Além de mãe Stella de Oxóssi, são signatárias do manifesto as ialorixás Menininha do Gantois (Ilê Axé Iya Omin Iyamassé), Teté de Iansã (Ilê Axé Iyá Nassô Oká), Olga de Alaketo (Ilê Maroiá Láji) e Nicinha do Bogum (Zoogodô Bogum Malê Rundó). Saiba mais sobre mãe Stella:

“O manifesto é de uma potência política muito forte. Foi um movimento de lideranças femininas negras afirmando que o candomblé é uma religião. Esse ato rompeu com qualquer tentativa de tutela política por parte da igreja católica”, afirma a socióloga, feminista, professora e ativista de direitos humanos Vilma Reis. 

Estratégia preservou culto

Como explica o doutor em antropologia e professor da Universidade Federal da Bahia (Ufba) Ordep Serra, a iniciativa é reação a uma subordinação imposta pelo catolicismo, um ato de afirmação de dignidade. “É fruto de um ato de inteligência. Os africanos que foram escravizados interpretaram o cristianismo a partir do código que eles conheciam. Oyá é a senhora dos raios, tem espada e usa vermelho. Se Santa Bárbara tem essas mesmas características, só pode ser a Oyá dos brancos. Não há religião pura. No conceito antropológico, todas são sincréticas. O cristianismo nasceu do convívio de diferentes culturas”.

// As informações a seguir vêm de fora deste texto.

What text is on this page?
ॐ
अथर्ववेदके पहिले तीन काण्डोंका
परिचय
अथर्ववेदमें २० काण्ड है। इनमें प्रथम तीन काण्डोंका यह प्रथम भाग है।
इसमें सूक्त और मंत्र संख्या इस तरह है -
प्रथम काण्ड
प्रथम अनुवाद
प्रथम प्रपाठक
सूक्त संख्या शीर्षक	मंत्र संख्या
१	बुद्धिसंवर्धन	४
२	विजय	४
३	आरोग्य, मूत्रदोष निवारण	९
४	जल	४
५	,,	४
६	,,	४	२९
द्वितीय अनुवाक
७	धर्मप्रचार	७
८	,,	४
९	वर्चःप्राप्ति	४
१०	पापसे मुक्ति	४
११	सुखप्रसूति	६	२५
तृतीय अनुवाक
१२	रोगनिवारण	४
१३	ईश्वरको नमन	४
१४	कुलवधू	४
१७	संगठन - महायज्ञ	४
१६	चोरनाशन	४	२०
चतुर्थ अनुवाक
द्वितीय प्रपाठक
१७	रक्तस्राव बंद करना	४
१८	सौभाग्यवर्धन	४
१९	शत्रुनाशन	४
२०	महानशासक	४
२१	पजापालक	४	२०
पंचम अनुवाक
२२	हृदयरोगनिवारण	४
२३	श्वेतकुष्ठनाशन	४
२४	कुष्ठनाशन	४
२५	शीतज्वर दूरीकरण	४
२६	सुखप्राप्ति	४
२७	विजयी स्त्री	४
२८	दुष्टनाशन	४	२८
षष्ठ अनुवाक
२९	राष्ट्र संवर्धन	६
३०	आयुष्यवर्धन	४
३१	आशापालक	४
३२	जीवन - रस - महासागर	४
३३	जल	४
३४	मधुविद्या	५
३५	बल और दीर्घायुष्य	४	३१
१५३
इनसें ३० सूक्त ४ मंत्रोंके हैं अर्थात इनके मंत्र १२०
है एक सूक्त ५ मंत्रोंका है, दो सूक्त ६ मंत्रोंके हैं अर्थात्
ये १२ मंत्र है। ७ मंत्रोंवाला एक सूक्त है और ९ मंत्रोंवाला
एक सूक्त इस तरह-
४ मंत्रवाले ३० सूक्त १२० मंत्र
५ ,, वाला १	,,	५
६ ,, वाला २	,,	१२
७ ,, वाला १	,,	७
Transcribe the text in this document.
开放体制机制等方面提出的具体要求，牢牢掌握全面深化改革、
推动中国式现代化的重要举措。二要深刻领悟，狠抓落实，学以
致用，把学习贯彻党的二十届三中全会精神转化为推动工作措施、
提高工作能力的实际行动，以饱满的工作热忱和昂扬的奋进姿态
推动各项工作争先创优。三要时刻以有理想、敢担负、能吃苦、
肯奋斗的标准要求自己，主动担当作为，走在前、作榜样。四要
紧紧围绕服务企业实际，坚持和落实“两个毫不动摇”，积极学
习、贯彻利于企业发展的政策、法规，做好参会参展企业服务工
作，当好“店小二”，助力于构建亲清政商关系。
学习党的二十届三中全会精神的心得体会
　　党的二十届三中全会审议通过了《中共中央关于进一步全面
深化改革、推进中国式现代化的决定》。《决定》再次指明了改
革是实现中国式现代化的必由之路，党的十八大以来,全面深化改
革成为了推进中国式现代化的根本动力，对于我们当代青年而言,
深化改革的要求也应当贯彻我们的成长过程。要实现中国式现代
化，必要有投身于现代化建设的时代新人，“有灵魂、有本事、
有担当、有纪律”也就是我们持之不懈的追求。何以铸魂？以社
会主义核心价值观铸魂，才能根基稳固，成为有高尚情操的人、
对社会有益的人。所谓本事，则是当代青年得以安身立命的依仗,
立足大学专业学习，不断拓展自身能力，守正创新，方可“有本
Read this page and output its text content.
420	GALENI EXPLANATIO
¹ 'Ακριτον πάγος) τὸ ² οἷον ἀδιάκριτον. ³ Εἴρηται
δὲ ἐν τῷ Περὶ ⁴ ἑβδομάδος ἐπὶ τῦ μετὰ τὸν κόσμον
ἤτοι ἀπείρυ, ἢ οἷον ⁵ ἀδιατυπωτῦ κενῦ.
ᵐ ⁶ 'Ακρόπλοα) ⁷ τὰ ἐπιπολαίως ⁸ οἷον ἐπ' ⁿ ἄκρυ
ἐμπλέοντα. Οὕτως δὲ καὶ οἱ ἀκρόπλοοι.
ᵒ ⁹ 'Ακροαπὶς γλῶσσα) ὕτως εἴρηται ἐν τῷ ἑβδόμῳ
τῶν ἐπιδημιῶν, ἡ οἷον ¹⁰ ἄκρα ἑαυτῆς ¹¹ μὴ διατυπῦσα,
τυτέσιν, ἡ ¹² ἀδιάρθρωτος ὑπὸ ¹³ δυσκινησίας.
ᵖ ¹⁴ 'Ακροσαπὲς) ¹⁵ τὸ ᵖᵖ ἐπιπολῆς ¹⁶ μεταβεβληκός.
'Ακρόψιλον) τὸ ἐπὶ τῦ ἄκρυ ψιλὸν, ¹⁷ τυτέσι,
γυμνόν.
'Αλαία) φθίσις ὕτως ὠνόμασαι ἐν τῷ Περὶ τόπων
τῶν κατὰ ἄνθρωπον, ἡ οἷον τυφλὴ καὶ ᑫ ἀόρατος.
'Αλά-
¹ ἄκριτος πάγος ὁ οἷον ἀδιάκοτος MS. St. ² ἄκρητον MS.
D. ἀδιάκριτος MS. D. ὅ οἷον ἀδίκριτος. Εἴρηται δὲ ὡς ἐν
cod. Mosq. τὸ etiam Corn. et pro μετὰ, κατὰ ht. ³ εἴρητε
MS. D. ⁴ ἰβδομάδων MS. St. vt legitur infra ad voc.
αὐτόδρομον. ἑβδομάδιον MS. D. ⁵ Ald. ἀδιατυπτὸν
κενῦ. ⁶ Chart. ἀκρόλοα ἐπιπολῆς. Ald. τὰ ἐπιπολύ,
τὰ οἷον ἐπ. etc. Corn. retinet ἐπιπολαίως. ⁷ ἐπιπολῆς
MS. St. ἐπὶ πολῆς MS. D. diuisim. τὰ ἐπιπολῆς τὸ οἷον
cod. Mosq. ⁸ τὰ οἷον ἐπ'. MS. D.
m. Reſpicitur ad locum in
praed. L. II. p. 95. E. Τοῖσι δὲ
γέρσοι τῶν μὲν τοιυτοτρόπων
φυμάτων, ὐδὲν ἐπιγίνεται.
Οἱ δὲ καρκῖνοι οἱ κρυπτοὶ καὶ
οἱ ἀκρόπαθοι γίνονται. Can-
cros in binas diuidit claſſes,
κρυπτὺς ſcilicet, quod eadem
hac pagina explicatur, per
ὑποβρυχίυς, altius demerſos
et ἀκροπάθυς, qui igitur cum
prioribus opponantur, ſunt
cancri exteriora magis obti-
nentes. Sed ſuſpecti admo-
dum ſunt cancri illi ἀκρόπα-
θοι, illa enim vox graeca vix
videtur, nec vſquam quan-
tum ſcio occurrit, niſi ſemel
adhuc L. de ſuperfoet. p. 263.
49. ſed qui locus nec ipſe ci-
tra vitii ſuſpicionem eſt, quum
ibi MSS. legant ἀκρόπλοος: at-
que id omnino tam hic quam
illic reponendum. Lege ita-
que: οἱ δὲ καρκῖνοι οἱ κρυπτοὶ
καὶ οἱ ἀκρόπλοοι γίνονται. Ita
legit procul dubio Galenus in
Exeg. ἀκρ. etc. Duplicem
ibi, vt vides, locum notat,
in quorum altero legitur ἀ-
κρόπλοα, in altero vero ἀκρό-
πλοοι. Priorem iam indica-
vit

O pesquisador ainda afirma que a estratégia não implica perda de originalidade. “Eles nunca confundiram uma coisa com outra. Temos uma religião rica em ritos, preceitos e sem a necessidade de subordinação. No ambiente da igreja, não eram cultuadas as divindades africanas, como no terreiro o foco não eram os santos católicos”, disse Ordep. Veja mais:

Novas formas de luta

Uma das idealizadoras da ‘Caminhada pelo fim da Violência, da Intolerância e pela Paz’, mãe Valnizia Bianchi, líder espiritual do Terreiro do Cobre, ratifica a proposta do manifesto e acredita ser necessário manter a vigilância e o protesto contra os ataques à liberdade de culto. “O que devemos ter é respeito por qualquer religião, mas sem submissão ou substituição dos nossos ritos. Nossos ancestrais precisaram usar essa estratégia para manter nosso culto, mas não é mais necessário”, afirma a ialorixá.

A caminhada teve início em 2004 e reúne os terreiros do bairro do Engenho Velho da Federação que estavam sendo atacados por denominações de igrejas neopentecostais. Vestidos de branco, representantes da diversidade que caracteriza as religiões afro-brasileiras, tomam as ruas do entorno para ratificar o direito à liberdade de culto. Saiba mais neste link.

Dia da Mulher Negra Latino-americana e Caribenha

A data tem o propósito de dar visibilidade à luta das mulheres negras contra o racismo e a opressão de gênero no mundo e, no Brasil, é dedicada à líder quilombola Tereza de Benguela (Lei nº 12.987/2014), símbolo da resistência contra o governo escravista que viveu no século XVIII e liderou o Quilombo do Piolho ou Quariterê (entre Mato Grosso e Bolívia), que reuniu negros e indígenas.